Palestinians in Israeli detention subjected to systematic sexual torture: PCHR

The Palestinian Centre for Human Rights (PCHR) has published a report detailing what it calls widespread sexual violence and humiliation of Palestinians held by Israeli forces during the Gaza war.


Based on testimonies from recently released detainees, the organisation said Israeli soldiers and prison officials allegedly carried out systematic sexual assaults on men, women, and minors, including instances of rape, forced nudity, and other forms of sexual abuse.

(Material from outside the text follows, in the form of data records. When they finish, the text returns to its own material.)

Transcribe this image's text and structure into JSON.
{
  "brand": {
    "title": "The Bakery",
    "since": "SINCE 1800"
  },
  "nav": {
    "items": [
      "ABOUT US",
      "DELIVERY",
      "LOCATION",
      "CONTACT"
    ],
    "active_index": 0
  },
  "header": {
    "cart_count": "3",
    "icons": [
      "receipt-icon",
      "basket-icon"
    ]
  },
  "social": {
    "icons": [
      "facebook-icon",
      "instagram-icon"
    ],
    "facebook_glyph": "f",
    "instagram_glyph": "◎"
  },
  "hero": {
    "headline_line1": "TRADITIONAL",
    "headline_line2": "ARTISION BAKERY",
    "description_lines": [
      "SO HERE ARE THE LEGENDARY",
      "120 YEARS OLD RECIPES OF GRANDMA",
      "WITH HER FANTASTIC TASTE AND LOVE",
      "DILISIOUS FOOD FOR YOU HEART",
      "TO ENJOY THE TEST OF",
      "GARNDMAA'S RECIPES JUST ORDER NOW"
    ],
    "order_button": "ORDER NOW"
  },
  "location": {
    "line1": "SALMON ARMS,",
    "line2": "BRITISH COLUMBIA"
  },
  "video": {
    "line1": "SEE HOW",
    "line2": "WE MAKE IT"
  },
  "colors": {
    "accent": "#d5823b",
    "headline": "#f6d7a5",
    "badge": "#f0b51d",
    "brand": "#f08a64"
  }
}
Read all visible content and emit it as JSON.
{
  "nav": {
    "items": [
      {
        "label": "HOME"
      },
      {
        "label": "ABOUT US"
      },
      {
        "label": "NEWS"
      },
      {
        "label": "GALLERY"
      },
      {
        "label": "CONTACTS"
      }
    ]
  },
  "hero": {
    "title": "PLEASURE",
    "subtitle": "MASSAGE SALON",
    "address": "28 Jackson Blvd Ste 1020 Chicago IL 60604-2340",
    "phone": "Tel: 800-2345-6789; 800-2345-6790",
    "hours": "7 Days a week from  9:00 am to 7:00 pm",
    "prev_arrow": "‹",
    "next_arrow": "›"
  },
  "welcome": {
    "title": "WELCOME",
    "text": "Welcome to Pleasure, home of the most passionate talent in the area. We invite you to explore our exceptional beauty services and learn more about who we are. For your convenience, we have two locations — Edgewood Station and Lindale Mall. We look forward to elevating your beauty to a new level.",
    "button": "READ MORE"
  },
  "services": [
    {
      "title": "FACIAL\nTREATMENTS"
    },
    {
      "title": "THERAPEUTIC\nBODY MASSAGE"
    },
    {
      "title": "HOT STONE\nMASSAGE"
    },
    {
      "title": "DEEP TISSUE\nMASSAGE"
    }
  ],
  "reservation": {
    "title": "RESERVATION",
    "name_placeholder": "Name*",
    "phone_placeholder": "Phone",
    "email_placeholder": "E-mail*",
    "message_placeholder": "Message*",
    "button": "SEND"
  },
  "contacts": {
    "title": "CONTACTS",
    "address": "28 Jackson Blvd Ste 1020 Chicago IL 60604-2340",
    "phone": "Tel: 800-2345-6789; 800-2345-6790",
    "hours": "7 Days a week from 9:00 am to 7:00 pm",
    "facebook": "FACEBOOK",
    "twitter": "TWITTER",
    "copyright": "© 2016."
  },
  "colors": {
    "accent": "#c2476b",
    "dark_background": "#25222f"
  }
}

These acts were described as part of a broader pattern of physical and psychological torture. 


Earlier in November, Major-General Yifat Tomer-Yerushalmi, the Israeli military’s chief legal officer, stepped down after admitting to leaking footage appeared to show the gang rape of a Palestinian detainee at the Sde Teiman prison in August 2024.


The leaked video reportedly depicted soldiers escorting a blindfolded prisoner before surrounding him with riot shields, concealing the assault from view.


PCHR said its team of lawyers and field researchers interviewed several Palestinians who had been detained from homes, hospitals, and checkpoints across Gaza since late 2023 and later released, many of whom described severe abuse while in custody, Maktoob Media reported.


According to testimonies gathered in recent weeks, the PCHR reported that detainees described what they called a “systematic and organised” use of sexual torture by Israeli forces. The accounts detailed acts such as rape, forced nudity, sexual assault with objects, and threats of sexual violence directed at both detainees and their families.


The organisation said these abuses were often accompanied by filming, verbal humiliation, and behaviour intended to degrade victims and destroy their sense of identity. The report emphasised that such cases were not isolated, but part of a deliberate policy forming what PCHR characterised as a component of a broader campaign of genocide against Gaza’s population.


The findings also pointed to alleged sexual abuse within Israel’s Sde Teiman military camp near Beersheba, a detention facility that has long faced accusations of mistreatment of Gazan prisoners and remains inaccessible to international monitoring bodies, including the International Committee of the Red Cross.


PCHR said the victims were civilians of all ages, including men and women, many of whom were detained without charges or trial. It claimed that arrests were arbitrary and formed part of a collective punishment strategy against Gaza’s residents.


Testimonies from different detention sites reportedly revealed consistent patterns of sexualised violence and torture, which PCHR said indicated an organised and coordinated system rather than random or individual acts of abuse.


PCHR said that if the allegations in its report are proven, they would amount to serious breaches of international law — including the UN Convention Against Torture and the Fourth Geneva Convention, both of which prohibit torture, inhumane treatment, and acts that offend personal dignity.


The organisation argued that the abuses it documented extend beyond torture and could meet the legal definition of genocide under Article II of the 1948 Genocide Convention. That article includes acts intended to cause serious physical or psychological harm to members of a group, or to impose living conditions designed to destroy the group in whole or in part.


PCHR also expressed concern for detainees’ safety, warning that they remain at “imminent risk of death” after the Israeli Knesset approved a draft bill on November 3 introducing the death penalty for Palestinians convicted of terrorism-related crimes. The group said many of those facing such charges had confessed under duress, creating what it called the possibility of “mass executions” in violation of international humanitarian law.


Israeli authorities, meanwhile, have consistently rejected accusations of systematic abuse or torture of Palestinian detainees, maintaining that interrogations and detentions are conducted under judicial oversight. Access to Israeli military detention centres in and around Gaza has been heavily restricted, and international organisations such as the Red Cross have not been permitted to visit since the conflict escalated in 2023.


In previous cases, the Israeli military has stated that it investigates credible allegations of misconduct and operates within both domestic and international legal frameworks. However, it has not yet issued a response to PCHR’s latest findings.